Après quatre mois de circulation: Ebola faiblit en Ituri, mais progresse encore au Nord-Kivu

Après quatre mois d’intense circulation, l’épidémie de maladie à virus Ebola, souche Bundibugyo, montre des signes de ralentissement en République démocratique du Congo. Mais la tendance reste contrastée selon les provinces. En Ituri, épicentre de l’épidémie, la transmission est en baisse après le pic atteint à la mi-août. Dans le Nord-Kivu, en revanche, le nombre de cas continue d’augmenter.

Ces données ont été présentées lors d’un briefing consacré à l’évolution de la riposte contre Ebola, en présence notamment du directeur général de l’Institut national de recherche biomédicale (INRB), le Dr Jean-Jacques Muyembe et du Dr Placide MBALA, Directeur de la Recherche, Essais cliniques et Innovation à Africa CDC. Les deux experts ont étaient accompagnés du porte-parole du gouvernement.

Ensemble, ils ont affirmé que plusieurs indicateurs permettent désormais de considérer que le pic épidémiologique est passé. Cette affirmation fait écho à la déclaration du ministre de la santé Roger Kamba qui a fait part lui aussi, de ce ralentissement, quelques heures auparavant.

« Une baisse de la transmission est constatée après le pic épidémiologique atteint vers la mi-août », a déclaré Roger Kamba. Selon lui, le nombre quotidien de nouveaux malades est passé d’environ 120 à près de 80.

La situation évolue également favorablement dans plusieurs zones de santé. Sur les 62 zones concernées, dix n’ont enregistré aucun nouveau cas depuis plus de 22 jours. Six peuvent désormais être retirées de la liste des zones actives après plus de 42 jours sans nouveau cas, tandis que quatre autres ont dépassé le seuil de 21 jours sans nouvelle contamination.

« Le pic est derrière nous », estime le ministre, tout en appelant à maintenir la vigilance.

Le Nord-Kivu reste préoccupant
Cette amélioration ne concerne toutefois pas l’ensemble des provinces touchées. Au Nord-Kivu, la maladie demeure sur une courbe ascendante, faisant de cette province l’un des principaux points de préoccupation pour les équipes de riposte.

Le Dr Jean-Jacques Muyembe, membre de la task force présidentielle, a annoncé son déplacement à Beni afin de renforcer la riposte sur le terrain.

« Nous avons mis en place un système de détection rapide et de réponse de sorte que nous n’ayons plus de foyer secondaire de cette épidémie », a-t-il expliqué.

Le directeur général de l’INRB insiste également sur la nécessité d’une mobilisation durable des communautés. La diminution de la transmission observée dans plusieurs zones ne signifie pas la fin de l’épidémie, prévient-il.

« Le travail qui va venir maintenant, c’est un travail de longue durée, et qui demande beaucoup de sacrifices et beaucoup de moyens », a souligné Jean-Jacques Muyembe, appelant à l’engagement du gouvernement et des partenaires.

Plus de 7 000 cas confirmés
À l’échelle nationale, le cumul fait état de 7 258 cas confirmés dans les sept provinces touchées par l’épidémie.

Parmi les patients, 905 sont actuellement en isolement ou hospitalisés, tandis que 1 726 personnes ont été déclarées guéries.

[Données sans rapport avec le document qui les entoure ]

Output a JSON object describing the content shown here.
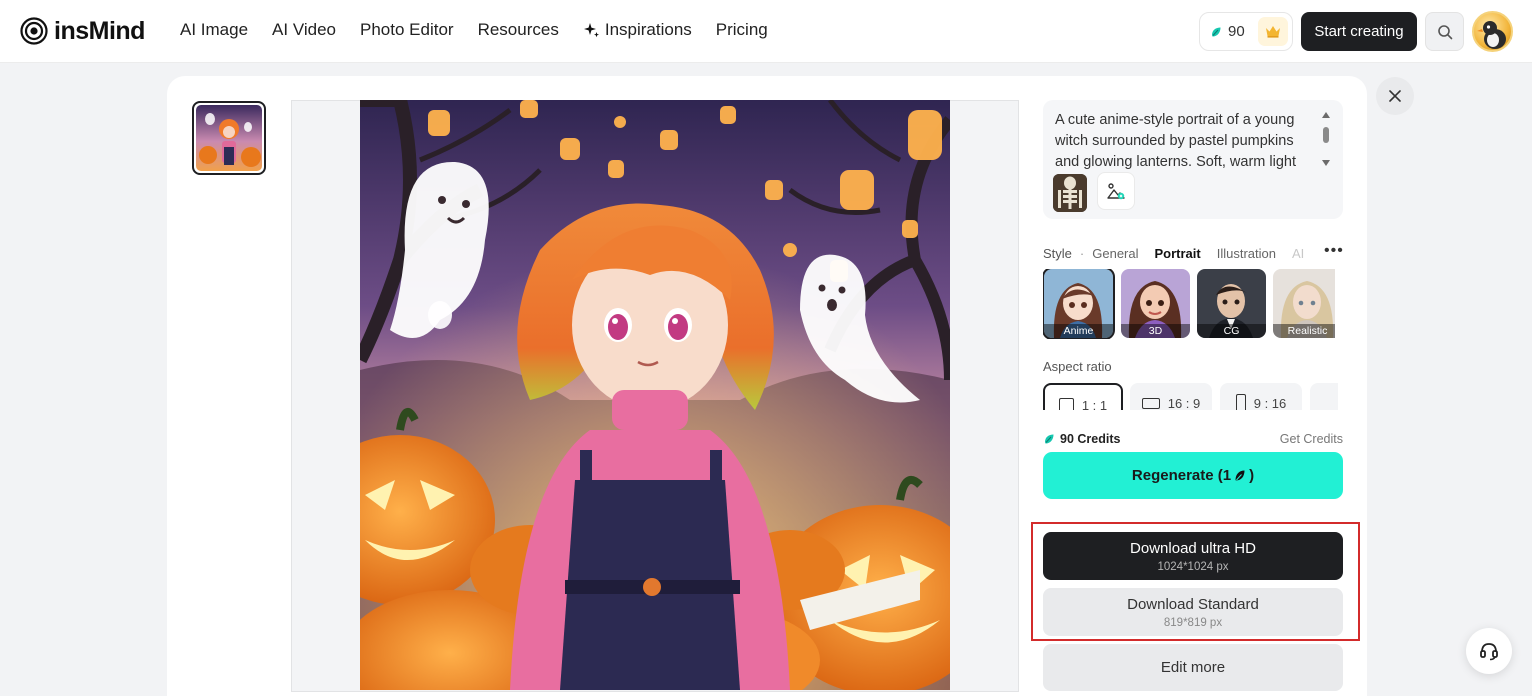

Le bilan humain reste particulièrement lourd. 3 510 décès ont été enregistrés parmi les cas confirmés, soit un taux de létalité de 48,4 %.

Le taux global de suivi des contacts s’établit, lui, à 78,6 %.

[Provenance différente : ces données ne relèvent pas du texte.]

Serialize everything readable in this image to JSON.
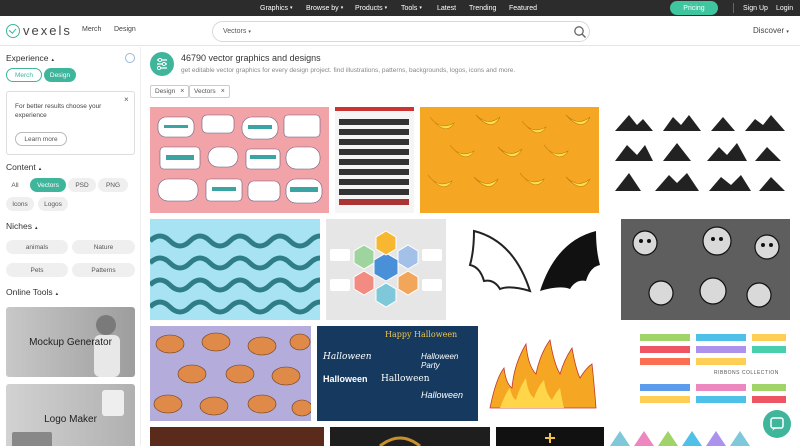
{
  "topnav": {
    "items": [
      {
        "label": "Graphics",
        "caret": "▾"
      },
      {
        "label": "Browse by",
        "caret": "▾"
      },
      {
        "label": "Products",
        "caret": "▾"
      },
      {
        "label": "Tools",
        "caret": "▾"
      },
      {
        "label": "Latest"
      },
      {
        "label": "Trending"
      },
      {
        "label": "Featured"
      }
    ],
    "pricing": "Pricing",
    "signup": "Sign Up",
    "login": "Login"
  },
  "header": {
    "logo": "vexels",
    "merch": "Merch",
    "design": "Design",
    "search_category": "Vectors",
    "search_caret": "▾",
    "search_placeholder": "",
    "discover": "Discover",
    "discover_caret": "▾"
  },
  "sidebar": {
    "experience": {
      "title": "Experience",
      "caret": "▴",
      "merch": "Merch",
      "design": "Design"
    },
    "tip": {
      "text": "For better results choose your experience",
      "close": "×",
      "button": "Learn more"
    },
    "content": {
      "title": "Content",
      "caret": "▴",
      "options": [
        "All",
        "Vectors",
        "PSD",
        "PNG",
        "Icons",
        "Logos"
      ]
    },
    "niches": {
      "title": "Niches",
      "caret": "▴",
      "options": [
        "animals",
        "Nature",
        "Pets",
        "Patterns"
      ]
    },
    "online_tools": {
      "title": "Online Tools",
      "caret": "▴",
      "tools": [
        "Mockup Generator",
        "Logo Maker"
      ]
    }
  },
  "main": {
    "title": "46790 vector graphics and designs",
    "subtitle": "get editable vector graphics for every design project. find illustrations, patterns, backgrounds, logos, icons and more.",
    "tags": [
      {
        "label": "Design",
        "x": "×"
      },
      {
        "label": "Vectors",
        "x": "×"
      }
    ],
    "tiles": [
      {
        "name": "lettering-stickers",
        "bg": "#f1a3a8"
      },
      {
        "name": "silhouettes-pack",
        "bg": "#f5f5f5"
      },
      {
        "name": "banana-pattern",
        "bg": "#f5a623"
      },
      {
        "name": "mountain-icons",
        "bg": "#ffffff"
      },
      {
        "name": "wave-pattern",
        "bg": "#a8e3f3"
      },
      {
        "name": "hexagon-infographic",
        "bg": "#e6e6e6"
      },
      {
        "name": "wings-silhouette",
        "bg": "#ffffff"
      },
      {
        "name": "retro-cartoons",
        "bg": "#5e5e5e"
      },
      {
        "name": "cat-pattern",
        "bg": "#b4addc"
      },
      {
        "name": "halloween-lettering",
        "bg": "#163a5f"
      },
      {
        "name": "fire-flames",
        "bg": "#ffffff"
      },
      {
        "name": "ribbons-collection",
        "bg": "#ffffff"
      }
    ],
    "watermark": "vexels",
    "halloween": [
      "Happy Halloween",
      "Halloween",
      "Halloween",
      "Halloween",
      "Halloween Party",
      "Halloween"
    ],
    "ribbons_label": "RIBBONS COLLECTION"
  },
  "colors": {
    "accent": "#3fb59b",
    "topbar": "#2c2c2c"
  }
}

Ces chiffres traduisent l’ampleur du défi auquel reste confronté le système de riposte. La baisse de la transmission constitue un signal encourageant, mais la persistance de nouveaux cas, notamment au Nord-Kivu, impose de maintenir les dispositifs de surveillance et de prise en charge.

« L’espoir est là »
Pour les autorités sanitaires, l’enjeu des prochaines semaines sera d’éviter une résurgence de la maladie dans les zones où la transmission a diminué et d’empêcher l’apparition de nouveaux foyers.

La détection rapide des cas, le suivi des contacts et l’implication des communautés restent au cœur de cette stratégie.

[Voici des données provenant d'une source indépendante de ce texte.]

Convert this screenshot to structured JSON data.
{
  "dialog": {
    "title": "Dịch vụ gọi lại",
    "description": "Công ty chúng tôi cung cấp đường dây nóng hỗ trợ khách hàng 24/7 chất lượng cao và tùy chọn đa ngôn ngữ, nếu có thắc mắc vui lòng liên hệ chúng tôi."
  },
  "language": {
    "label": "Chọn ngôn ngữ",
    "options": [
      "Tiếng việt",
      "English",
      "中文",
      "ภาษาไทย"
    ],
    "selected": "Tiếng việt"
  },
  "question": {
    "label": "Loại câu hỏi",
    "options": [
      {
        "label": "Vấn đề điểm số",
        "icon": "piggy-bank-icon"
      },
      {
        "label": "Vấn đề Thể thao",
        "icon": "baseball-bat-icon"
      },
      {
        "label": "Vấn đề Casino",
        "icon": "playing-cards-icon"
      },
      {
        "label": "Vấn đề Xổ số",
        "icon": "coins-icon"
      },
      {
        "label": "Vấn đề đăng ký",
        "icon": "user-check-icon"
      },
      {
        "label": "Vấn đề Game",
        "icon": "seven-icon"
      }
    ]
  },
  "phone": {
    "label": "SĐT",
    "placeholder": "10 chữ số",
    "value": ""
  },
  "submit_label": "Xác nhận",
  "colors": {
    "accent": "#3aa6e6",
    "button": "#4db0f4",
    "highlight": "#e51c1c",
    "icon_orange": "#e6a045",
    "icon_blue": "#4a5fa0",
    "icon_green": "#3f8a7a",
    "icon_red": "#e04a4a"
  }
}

« Nous avons toujours besoin de la population, nous avons besoin des communautés pour participer à la réponse », a insisté Jean-Jacques Muyembe.

Après quatre mois de circulation, Ebola semble donc amorcer un recul dans plusieurs zones, particulièrement en Ituri. Mais la situation au Nord-Kivu rappelle que l’épidémie n’est pas encore maîtrisée. Pour les équipes engagées sur le terrain, la priorité est désormais de consolider les progrès enregistrés et de briser durablement les chaînes de transmission.

« L’espoir est là. Mais on demande d’être vigilants. Et ça, c’est l’affaire de tous les Congolais et de toutes les Congolaises », conclut le Dr Muyembe.